In der Klasse -48Kg musste Francesca Bräse zunächst gegen Mascha Ballhaus aus Schleswig-Holstein ´ran. Sie wehrte sich tapfer gegen den starken Griff ihrer Gegnerin. Als sie diesem fast entkommen konnte, gelangte Francesca im Bodenkampf in einen Haltegriff und verlor. Da Ballhaus bis ins Finale kam, blieb Francesca die Trostrunde. Hier unterlag sie schnell gegen Jessica Mocyk (NRW) und schied aus.

 

Annika Chandoni traf in der 52Kg-Klasse in ihrem ersten Kampf auf Blerina Seferi (Hamburg, siehe Foto). Sie fand kein Mittel gegen die starke Linkstechnik ihrer Gegnerin.
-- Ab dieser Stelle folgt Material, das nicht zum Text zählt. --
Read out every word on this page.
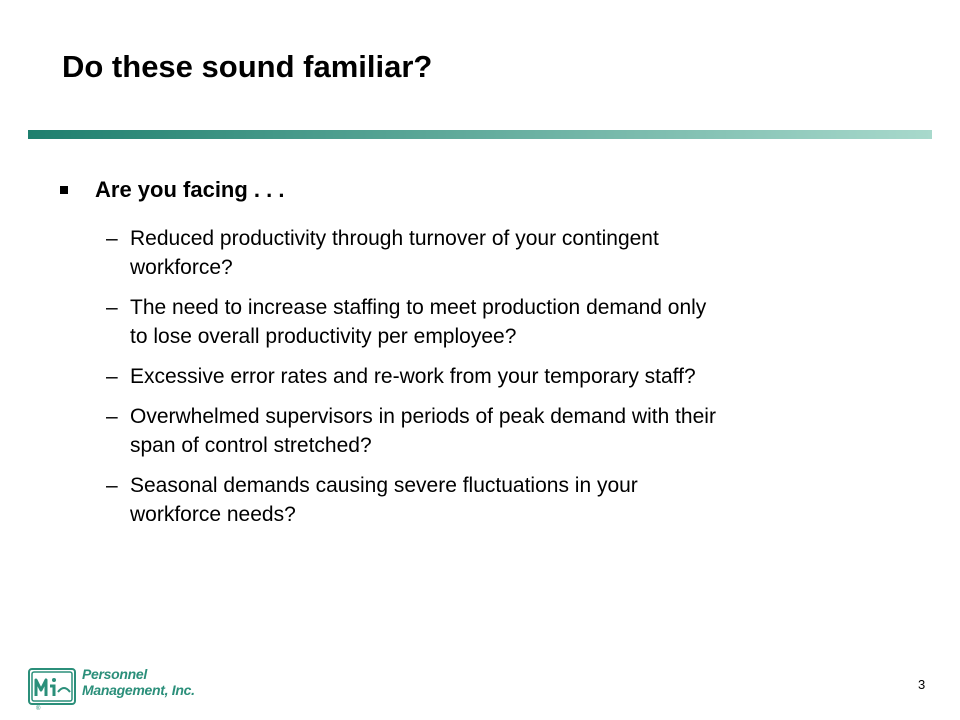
Do these sound familiar?
Are you facing . . .
– Reduced productivity through turnover of your contingent
workforce?
– The need to increase staffing to meet production demand only
to lose overall productivity per employee?
– Excessive error rates and re-work from your temporary staff?
– Overwhelmed supervisors in periods of peak demand with their
span of control stretched?
– Seasonal demands causing severe fluctuations in your
workforce needs?
Personnel
Management, Inc.
®
3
Nach einer Minute war der Kampf vorzeitig entschieden. Dank Seferis Halbfinaleinzug bekam Annika eine Chance in der Trostrunde. Ihre Gegnerin Verena Buchloh (Bayern) erreichte sofort einen bärenstarken Griff im Nacken. Mit viel Mühe konnte Annika die Angriffe abwehren und sich aus dem Griff befreien. Doch in der folgenden Aktion fiel sie voll auf einen Fußfeger und war damit ausgeschieden.

 

Es war ein bitterer Tag für die beiden ehrgeizigen Urmitzer Judokas aber auch eine wichtige Standortbestimmung. Nun ist klar, welche Defizite auf dem Weg zur Spitze auszuräumen sind. Es bleibt viel Arbeit !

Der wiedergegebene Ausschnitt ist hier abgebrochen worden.